Publicado 02/04/2026 • 21:25 | Atualizado há 3 horas

KEY POINTS

  • Um ano após “Liberation Day”, tarifas seguem gerando incerteza e pressionando mercados e cadeias globais.
  • Investidores passaram a reprecificar riscos, com impacto no dólar e melhor desempenho de ações fora dos EUA.
  • Para gestor, cenário aponta para mudança estrutural rumo a um mundo mais protecionista e multipolar.

Um ano após o chamado “Liberation Day”, as políticas tarifárias dos Estados Unidos continuam moldando o ambiente global, com efeitos que vão desde a reprecificação de ativos até mudanças no comércio internacional, segundo Michael McGowan, head de investimentos da Pathstone.

Para o gestor, o cenário ainda é marcado por forte incerteza, especialmente diante da forma como o governo do presidente Donald Trump tem utilizado tarifas como instrumento de política econômica. “Estamos há um ano nisso e ainda enfrentamos muita incerteza”, afirmou nesta quinta-feira (2), em entrevista à CNBC.

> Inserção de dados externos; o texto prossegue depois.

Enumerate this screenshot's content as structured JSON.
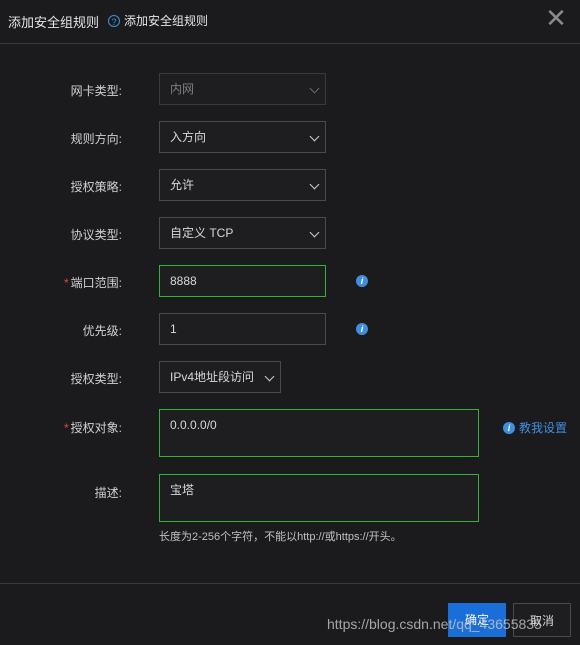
{
  "header": {
    "title": "添加安全组规则",
    "help_link": "添加安全组规则",
    "help_icon": "?"
  },
  "form": {
    "nic_type": {
      "label": "网卡类型:",
      "value": "内网"
    },
    "direction": {
      "label": "规则方向:",
      "value": "入方向"
    },
    "policy": {
      "label": "授权策略:",
      "value": "允许"
    },
    "protocol": {
      "label": "协议类型:",
      "value": "自定义 TCP"
    },
    "port_range": {
      "label": "端口范围:",
      "required": "*",
      "value": "8888"
    },
    "priority": {
      "label": "优先级:",
      "value": "1"
    },
    "auth_type": {
      "label": "授权类型:",
      "value": "IPv4地址段访问"
    },
    "auth_object": {
      "label": "授权对象:",
      "required": "*",
      "value": "0.0.0.0/0",
      "guide_link": "教我设置"
    },
    "description": {
      "label": "描述:",
      "value": "宝塔",
      "hint": "长度为2-256个字符，不能以http://或https://开头。"
    }
  },
  "footer": {
    "ok_label": "确定",
    "cancel_label": "取消"
  },
  "watermark": "https://blog.csdn.net/qq_43655835",
  "colors": {
    "accent": "#3d8fe0",
    "valid_border": "#36b336",
    "required": "#e54545",
    "primary_button": "#1a6ed8"
  }
}
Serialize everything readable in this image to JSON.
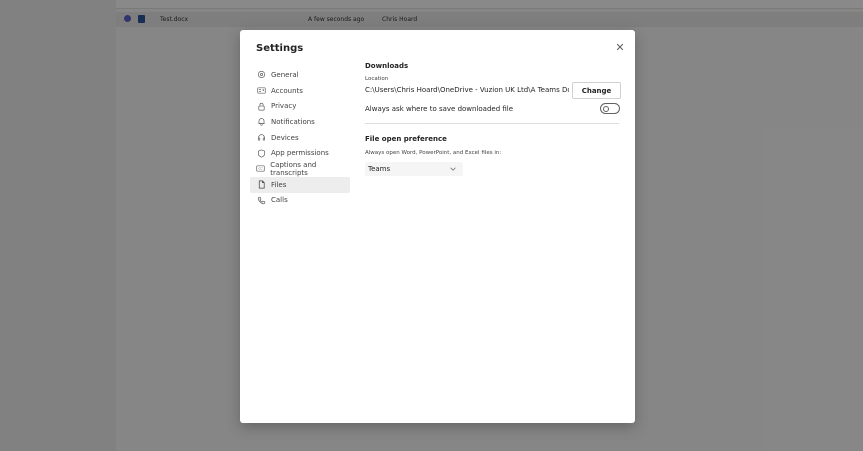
{
  "background": {
    "file_name": "Test.docx",
    "modified": "A few seconds ago",
    "modified_by": "Chris Hoard"
  },
  "dialog": {
    "title": "Settings",
    "close_icon": "close-icon"
  },
  "nav": {
    "items": [
      {
        "label": "General",
        "icon": "gear-icon"
      },
      {
        "label": "Accounts",
        "icon": "id-card-icon"
      },
      {
        "label": "Privacy",
        "icon": "lock-icon"
      },
      {
        "label": "Notifications",
        "icon": "bell-icon"
      },
      {
        "label": "Devices",
        "icon": "headset-icon"
      },
      {
        "label": "App permissions",
        "icon": "shield-icon"
      },
      {
        "label": "Captions and transcripts",
        "icon": "closed-caption-icon"
      },
      {
        "label": "Files",
        "icon": "file-icon"
      },
      {
        "label": "Calls",
        "icon": "phone-icon"
      }
    ],
    "active": "Files"
  },
  "downloads": {
    "title": "Downloads",
    "location_label": "Location",
    "path": "C:\\Users\\Chris Hoard\\OneDrive - Vuzion UK Ltd\\A Teams Download",
    "change_label": "Change",
    "ask_label": "Always ask where to save downloaded file",
    "ask_enabled": false
  },
  "file_open": {
    "title": "File open preference",
    "description": "Always open Word, PowerPoint, and Excel files in:",
    "selected": "Teams"
  },
  "colors": {
    "accent": "#5b5fc7",
    "active_nav_bg": "#ededed",
    "overlay": "#000000"
  }
}
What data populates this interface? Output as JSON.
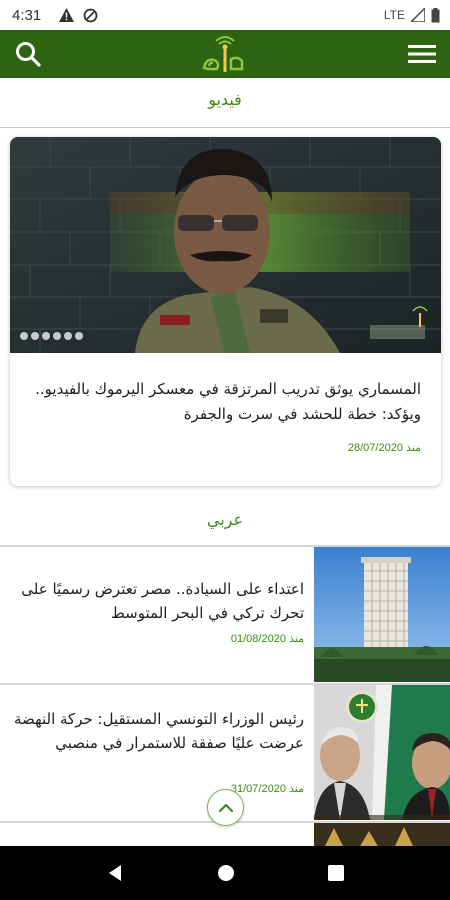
{
  "status_bar": {
    "time": "4:31",
    "network": "LTE"
  },
  "header": {
    "menu_icon": "hamburger-menu-icon",
    "search_icon": "search-icon",
    "brand_color": "#2e6411"
  },
  "sections": {
    "video_title": "فيديو",
    "arabic_title": "عربي"
  },
  "video_card": {
    "headline": "المسماري يوثق تدريب المرتزقة في معسكر اليرموك بالفيديو.. ويؤكد: خطة للحشد في سرت والجفرة",
    "date": "منذ 28/07/2020"
  },
  "articles": [
    {
      "headline": "اعتداء على السيادة.. مصر تعترض رسميًا على تحرك تركي في البحر المتوسط",
      "date": "منذ 01/08/2020"
    },
    {
      "headline": "رئيس الوزراء التونسي المستقيل: حركة النهضة عرضت عليًا صفقة للاستمرار في منصبي",
      "date": "منذ 31/07/2020"
    }
  ],
  "accent_color": "#3f8a17"
}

Segundo McGowan, a estratégia atual envolve o uso de tarifas setoriais, como as previstas na Seção 301, com foco em setores específicos da economia americana.

Trump está tentando usar tarifas para proteger a indústria dos Estados Unidos”, disse, destacando que o desfecho dessa política ainda é incerto. “É muito difícil dizer agora como isso vai se desenrolar.”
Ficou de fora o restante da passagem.